I pulled out the music divination to ask her about it.
Are you available to talk?
“Awakenings,” by Symphony X
Upbeat song, so yes.
What do you think of the offerings I’ve made for you with this challenge?
“Nothing Like the Rain,” by The Awakening
Upbeat song, so she likes them. From the lyrics, I get the feeling that my healing work is the better offering, rather than anything I can put on her shrine.
Okay, I may draw you a picture once I find my sketch book.
“A New Dawn to Rise,” by Blutengel
Upbeat goth song, she likes the idea.
I was squinting at the goth songs, since that’s her twin’s favorite style of music.
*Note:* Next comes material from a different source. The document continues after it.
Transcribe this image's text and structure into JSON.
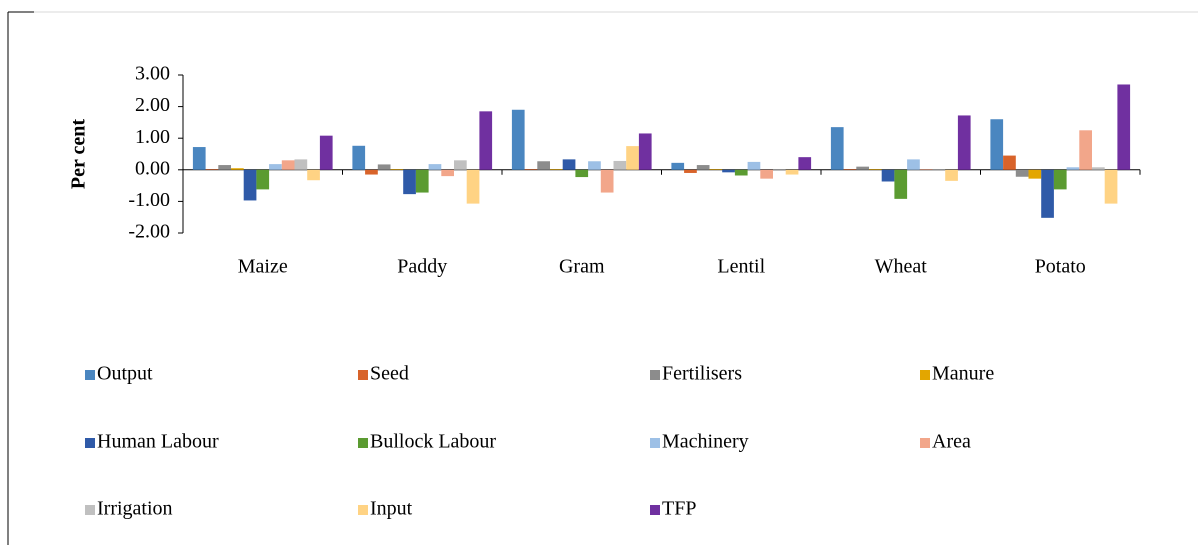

She then pointed out that that’s a style of music that brings me comfort, and that I feel the most like “myself” with.
How will their opinion of these offerings influence future offerings you make to them?
I’m going to do what I’ve been doing, my morning/evening prayers to her, and occasional offerings such as art or music as I feel drawn to do so.
I’m skipping day 14, since I can’t find my sketch book, and day 15 because I couldn’t get a moodboard to work on WordPress.
Day 16: Create a song list that makes you think about your deity. Give a brief reason for choosing each song, and provide links to youtube videos for other people to enjoy! You can devote the energy you put into this project as an offering for your deity.
I’ve been looking forward to this, because music is one of the main ways I connect to Otherworld People.
This is a video heavy post, so the rest is under a cut.
Read More »
Day 13: Write a poem for your deity. Use you compiled list of information as inspiration. Give the poem to your deity as an offering.
Mushrooms exist in a state of decay,
and this, too, is a part of life.
That growth slowly rotting, the pain
in my Heart falling away, to bear
the clean bones of my suffering.
Mother Death, help me know
freedom and joy in Light.
Day 12: Reflect on what you’ve learned over the past 11 days.
I’ve learned more about her as a goddess, but more importantly, I’ve learned that becoming her devotee is going to be a slow, gradual process. That’s the pace she wants–and my path with her is more about healing myself and my life Here, rather than anything major Over There.
Do you feel like you have learned more about your deity? Are there still aspects of your deity that you don’t understand/are unclear?
I know there’s more to learn about her, especially about Darkness in times past (and I feel her raised eyebrow at that.) The reason I’m curious about that, is because her shrine is becoming covered in ravens/crows, which is a reference to Darkness in a very distant past. So I’m curious about how that deals with my practice and relationship with her today, in modern times.